Clement AttleeClement Attlee © Associated Newspapers/REX-Shutterstock

Chancellor Philip Hammond’s assurance that following Brexit the Treasury will continue to support agriculture at current levels until 2020 was bound to attract a hostile response from other interest groups. Sure enough, it did.

The NHS, of course, wants all the cash that’s not spent on the CAP in future.

The National Trust, via its chief executive, Helen Ghosh (formerly head of Defra) suggested CAP policies – which Hammond’s promise endorsed, albeit for a short period – are damaging and should be ditched.

The RSPB claimed the “disastrous” decline in farmland birds could be attributed to support systems and that more public money should be allocated to birds rather than agriculture.

Both of these latter organisations, by the way, are large landowners and have been among the biggest recipients of EU and government support payments.

David Richardson
David Richardson farms about 400ha of arable land near Norwich in Norfolk in partnership with his wife Lorna and his son Rob.

Pressure groups

So it goes on, with each single issue pressure group promoting its priority against farming.

There’s no mention of food or feeding our expanding population.

And UK food security, which has been declining fast recently, is either ignored or dismissed as being unimportant, despite the fact that 40% of Britain’s food is now imported and the food trade gap has virtually doubled this century.

We should, of course, thank the new chancellor for providing the smidgen of security his announcement represented.

See also: Imported goods give the industry a healthy challenge

But we can’t be blamed for wondering what will happen after 2020?

Antipathy towards UK farming is not new and has historic precedents.

Industrial Revolution

Ever since the Industrial Revolution superseded agriculture as the main wealth creator in the country, farming’s relative importance has been downgraded.

Factory workers, it is perceived, need the cheapest possible food in order to limit their wage demands and increase industrial profits.

Back in 1904, for instance, when British farmers were suffering from cheap imports from America and the Empire, the then-minister of agriculture, the Earl of Onslow, asked the prime minister, Arthur Balfour, to assist the farming industry in its hour of need.

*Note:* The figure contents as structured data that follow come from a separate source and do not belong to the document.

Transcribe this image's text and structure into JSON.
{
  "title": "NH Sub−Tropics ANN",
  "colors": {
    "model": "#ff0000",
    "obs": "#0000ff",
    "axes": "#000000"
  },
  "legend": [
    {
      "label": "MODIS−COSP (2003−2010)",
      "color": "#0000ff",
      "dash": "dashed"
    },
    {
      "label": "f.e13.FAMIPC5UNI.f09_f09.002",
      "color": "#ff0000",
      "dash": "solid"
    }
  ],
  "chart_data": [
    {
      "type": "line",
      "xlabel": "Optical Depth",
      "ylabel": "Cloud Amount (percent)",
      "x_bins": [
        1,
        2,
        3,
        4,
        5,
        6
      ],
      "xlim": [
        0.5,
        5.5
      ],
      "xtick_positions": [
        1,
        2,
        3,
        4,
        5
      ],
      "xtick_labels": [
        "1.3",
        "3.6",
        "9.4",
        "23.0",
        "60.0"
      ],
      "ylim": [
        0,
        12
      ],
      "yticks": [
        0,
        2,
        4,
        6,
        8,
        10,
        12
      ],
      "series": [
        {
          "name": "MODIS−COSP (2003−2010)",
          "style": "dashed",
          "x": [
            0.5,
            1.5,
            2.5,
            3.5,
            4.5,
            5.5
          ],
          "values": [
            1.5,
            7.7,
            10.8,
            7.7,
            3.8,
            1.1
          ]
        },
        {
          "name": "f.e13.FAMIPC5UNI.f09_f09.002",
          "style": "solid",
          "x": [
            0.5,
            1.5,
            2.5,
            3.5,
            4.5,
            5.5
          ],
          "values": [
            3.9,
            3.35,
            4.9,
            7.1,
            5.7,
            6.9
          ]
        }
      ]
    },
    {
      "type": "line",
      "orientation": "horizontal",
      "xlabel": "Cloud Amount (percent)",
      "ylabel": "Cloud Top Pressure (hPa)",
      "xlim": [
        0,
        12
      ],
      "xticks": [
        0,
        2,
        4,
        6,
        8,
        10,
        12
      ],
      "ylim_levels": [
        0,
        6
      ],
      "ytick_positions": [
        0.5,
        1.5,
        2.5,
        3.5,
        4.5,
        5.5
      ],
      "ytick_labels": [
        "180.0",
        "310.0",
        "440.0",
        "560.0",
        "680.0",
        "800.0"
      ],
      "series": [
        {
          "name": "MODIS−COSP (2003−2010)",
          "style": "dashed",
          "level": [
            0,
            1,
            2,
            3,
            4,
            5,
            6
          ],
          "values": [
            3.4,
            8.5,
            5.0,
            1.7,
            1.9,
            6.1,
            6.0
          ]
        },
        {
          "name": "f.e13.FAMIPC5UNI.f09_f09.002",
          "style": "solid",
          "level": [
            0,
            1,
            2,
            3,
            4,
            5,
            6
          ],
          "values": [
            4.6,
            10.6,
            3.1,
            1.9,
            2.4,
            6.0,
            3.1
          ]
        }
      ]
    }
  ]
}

Balfour, it is said, refused, saying Great Britain was an industrial country and her role in the world economy was not to produce her own food, but to produce the goods with which to purchase food from other countries which were truly agricultural.

Second World War

Apart from two periods during the past century when such concepts were temporarily shelved because of war and the literal possibility of starvation – because German U-boats sank food ships crossing the Atlantic – such prejudice in government circles has continued to exist against agriculture.

However, Britain was so close to disaster during the Second World War that, in 1947, prime minister Clement Attlee’s minister of agriculture, Tom Williams, initiated measures through the Agriculture Act of that year to pursue a measure of food security for the benefit of consumers.

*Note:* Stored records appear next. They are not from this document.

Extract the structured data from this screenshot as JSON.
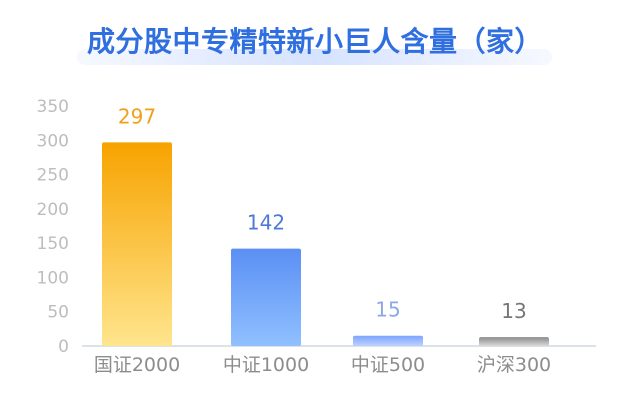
{
  "chart_data": {
    "type": "bar",
    "title": "成分股中专精特新小巨人含量（家）",
    "categories": [
      "国证2000",
      "中证1000",
      "中证500",
      "沪深300"
    ],
    "values": [
      297,
      142,
      15,
      13
    ],
    "data_labels": [
      "297",
      "142",
      "15",
      "13"
    ],
    "ylim": [
      0,
      350
    ],
    "yticks": [
      "0",
      "50",
      "100",
      "150",
      "200",
      "250",
      "300",
      "350"
    ],
    "xlabel": "",
    "ylabel": "",
    "grid": false,
    "legend": "none",
    "colors": {
      "bar_1_top": "#f7a300",
      "bar_1_bottom": "#ffe58d",
      "bar_2_top": "#5b8ff4",
      "bar_2_bottom": "#90c0ff",
      "bar_3_top": "#7ca4ff",
      "bar_3_bottom": "#bfd2ff",
      "bar_4_top": "#8a8a8a",
      "bar_4_bottom": "#d9d9d9",
      "label_1": "#f0a11a",
      "label_2": "#4f79d6",
      "label_3": "#8ea7e6",
      "label_4": "#777777",
      "axis": "#c8d0dc",
      "tick": "#bdbdbd",
      "title": "#2f6fdf"
    }
  }
}
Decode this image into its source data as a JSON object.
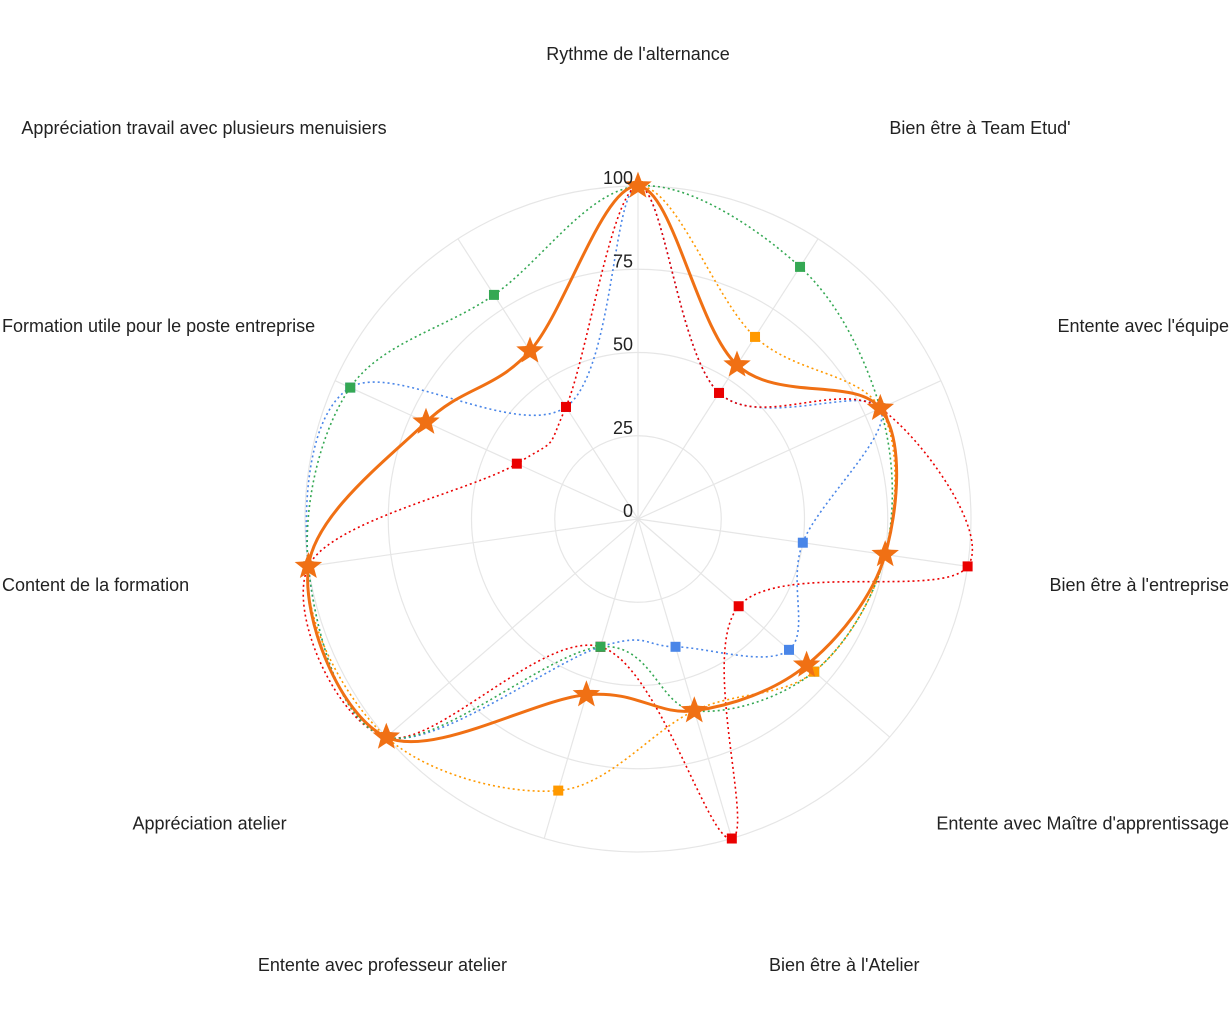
{
  "chart_data": {
    "type": "radar",
    "axes": [
      "Rythme de l'alternance",
      "Bien être à Team Etud'",
      "Entente avec l'équipe",
      "Bien être à l'entreprise",
      "Entente avec Maître d'apprentissage",
      "Bien être à l'Atelier",
      "Entente avec professeur atelier",
      "Appréciation atelier",
      "Content de la formation",
      "Formation utile pour le poste entreprise",
      "Appréciation travail avec plusieurs menuisiers"
    ],
    "r_ticks": [
      0,
      25,
      50,
      75,
      100
    ],
    "r_range": [
      0,
      100
    ],
    "grid": true,
    "series": [
      {
        "name": "",
        "color": "#4a86e8",
        "style": "dotted",
        "marker": "square",
        "values": [
          100,
          45,
          80,
          50,
          60,
          40,
          40,
          100,
          100,
          95,
          40
        ]
      },
      {
        "name": "",
        "color": "#ea0000",
        "style": "dotted",
        "marker": "square",
        "values": [
          100,
          45,
          80,
          100,
          40,
          100,
          40,
          100,
          100,
          40,
          40
        ]
      },
      {
        "name": "",
        "color": "#34a853",
        "style": "dotted",
        "marker": "square",
        "values": [
          100,
          90,
          80,
          75,
          70,
          60,
          40,
          100,
          100,
          95,
          80
        ]
      },
      {
        "name": "",
        "color": "#ff9900",
        "style": "dotted",
        "marker": "square",
        "values": [
          100,
          65,
          80,
          75,
          70,
          60,
          85,
          100,
          100,
          70,
          60
        ]
      },
      {
        "name": "",
        "color": "#f07014",
        "style": "solid",
        "marker": "star",
        "values": [
          100,
          55,
          80,
          75,
          67,
          60,
          55,
          100,
          100,
          70,
          60
        ]
      }
    ]
  }
}
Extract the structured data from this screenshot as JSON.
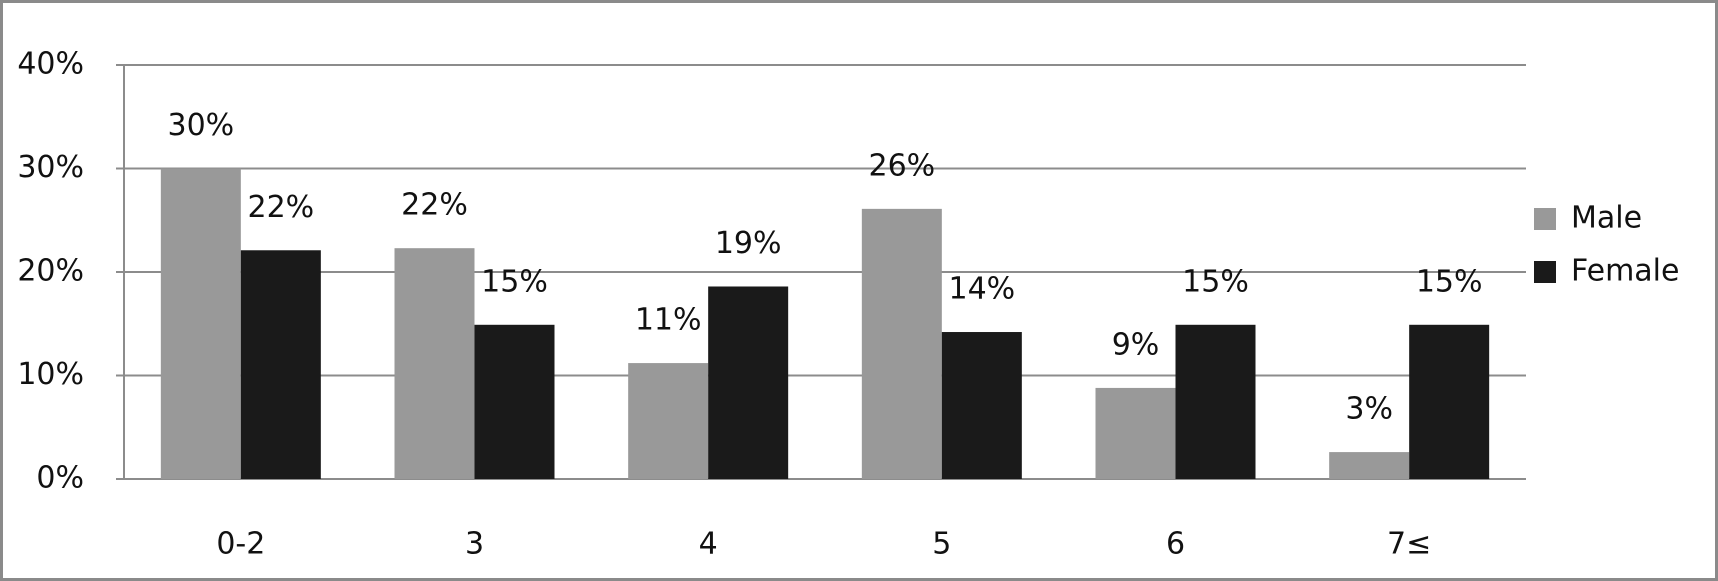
{
  "chart_data": {
    "type": "bar",
    "categories": [
      "0-2",
      "3",
      "4",
      "5",
      "6",
      "7≤"
    ],
    "series": [
      {
        "name": "Male",
        "color": "#999999",
        "values": [
          30,
          22.3,
          11.2,
          26.1,
          8.8,
          2.6
        ],
        "value_labels": [
          "30%",
          "22%",
          "11%",
          "26%",
          "9%",
          "3%"
        ]
      },
      {
        "name": "Female",
        "color": "#1a1a1a",
        "values": [
          22.1,
          14.9,
          18.6,
          14.2,
          14.9,
          14.9
        ],
        "value_labels": [
          "22%",
          "15%",
          "19%",
          "14%",
          "15%",
          "15%"
        ]
      }
    ],
    "ylim": [
      0,
      40
    ],
    "yticks": [
      {
        "value": 0,
        "label": "0%"
      },
      {
        "value": 10,
        "label": "10%"
      },
      {
        "value": 20,
        "label": "20%"
      },
      {
        "value": 30,
        "label": "30%"
      },
      {
        "value": 40,
        "label": "40%"
      }
    ],
    "grid": true,
    "legend": "right"
  }
}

He introduced guaranteed prices for farm commodities and for convenience paid them through subsidies to farmers to ensure continuity and expansion of supply.

But within 10 years those subsidies had been labelled “feather bedding” for farmers and the prejudice against our industry returned.

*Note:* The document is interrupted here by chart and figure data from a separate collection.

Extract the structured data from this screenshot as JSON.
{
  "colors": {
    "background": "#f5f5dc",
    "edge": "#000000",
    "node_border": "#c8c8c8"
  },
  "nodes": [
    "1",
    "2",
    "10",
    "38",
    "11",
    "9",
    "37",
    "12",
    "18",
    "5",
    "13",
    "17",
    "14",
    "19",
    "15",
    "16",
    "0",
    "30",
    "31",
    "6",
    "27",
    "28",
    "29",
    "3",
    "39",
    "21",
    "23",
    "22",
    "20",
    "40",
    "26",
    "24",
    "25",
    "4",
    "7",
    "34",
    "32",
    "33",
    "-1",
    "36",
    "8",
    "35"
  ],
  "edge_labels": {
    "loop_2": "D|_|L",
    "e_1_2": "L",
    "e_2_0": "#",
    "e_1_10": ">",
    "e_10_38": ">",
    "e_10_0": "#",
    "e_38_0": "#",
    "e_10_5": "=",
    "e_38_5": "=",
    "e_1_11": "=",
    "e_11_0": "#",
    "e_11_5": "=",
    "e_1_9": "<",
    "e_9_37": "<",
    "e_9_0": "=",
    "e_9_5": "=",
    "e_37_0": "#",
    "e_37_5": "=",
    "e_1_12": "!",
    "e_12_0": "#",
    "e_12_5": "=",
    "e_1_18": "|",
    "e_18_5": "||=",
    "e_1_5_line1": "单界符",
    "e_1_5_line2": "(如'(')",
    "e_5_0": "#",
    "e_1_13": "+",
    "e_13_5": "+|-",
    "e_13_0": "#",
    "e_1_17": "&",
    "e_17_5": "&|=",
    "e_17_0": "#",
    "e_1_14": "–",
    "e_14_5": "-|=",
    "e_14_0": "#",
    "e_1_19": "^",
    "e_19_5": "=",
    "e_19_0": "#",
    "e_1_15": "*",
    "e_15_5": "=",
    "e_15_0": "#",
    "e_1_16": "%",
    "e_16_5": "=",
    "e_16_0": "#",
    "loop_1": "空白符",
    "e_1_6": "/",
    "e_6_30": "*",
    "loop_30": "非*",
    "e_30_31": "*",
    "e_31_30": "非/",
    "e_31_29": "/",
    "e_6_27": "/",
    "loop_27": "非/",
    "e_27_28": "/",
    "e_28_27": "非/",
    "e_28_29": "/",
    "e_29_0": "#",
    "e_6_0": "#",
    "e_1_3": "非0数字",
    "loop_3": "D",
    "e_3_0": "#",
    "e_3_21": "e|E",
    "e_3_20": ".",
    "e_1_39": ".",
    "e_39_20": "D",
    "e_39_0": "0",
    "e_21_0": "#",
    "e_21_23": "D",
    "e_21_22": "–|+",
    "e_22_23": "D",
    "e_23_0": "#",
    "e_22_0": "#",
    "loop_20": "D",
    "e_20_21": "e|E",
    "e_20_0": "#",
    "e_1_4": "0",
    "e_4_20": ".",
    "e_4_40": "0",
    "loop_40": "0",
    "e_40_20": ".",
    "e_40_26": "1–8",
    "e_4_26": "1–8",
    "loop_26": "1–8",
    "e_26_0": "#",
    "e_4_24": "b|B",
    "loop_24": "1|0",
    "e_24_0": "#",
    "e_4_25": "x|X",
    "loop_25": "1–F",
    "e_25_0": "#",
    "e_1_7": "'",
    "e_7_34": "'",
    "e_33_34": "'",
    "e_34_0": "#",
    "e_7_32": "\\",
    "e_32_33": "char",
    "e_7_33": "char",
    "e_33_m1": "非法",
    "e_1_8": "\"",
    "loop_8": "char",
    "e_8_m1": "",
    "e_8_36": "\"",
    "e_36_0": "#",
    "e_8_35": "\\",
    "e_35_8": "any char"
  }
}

A hundred years or so after Onslow and Balfour, I asked the then-new secretary of state for Defra, Margaret Beckett, if her department had or were intending to assess domestic food security.

She replied that the world was awash with food which we could import and the impression she left me was that she didn’t intend to tie up her own or her civil servants time on such matters.

So, what will happen after 2020? Will whichever government is in power then follow the example of Balfour or Attlee? If the former, God help Britain.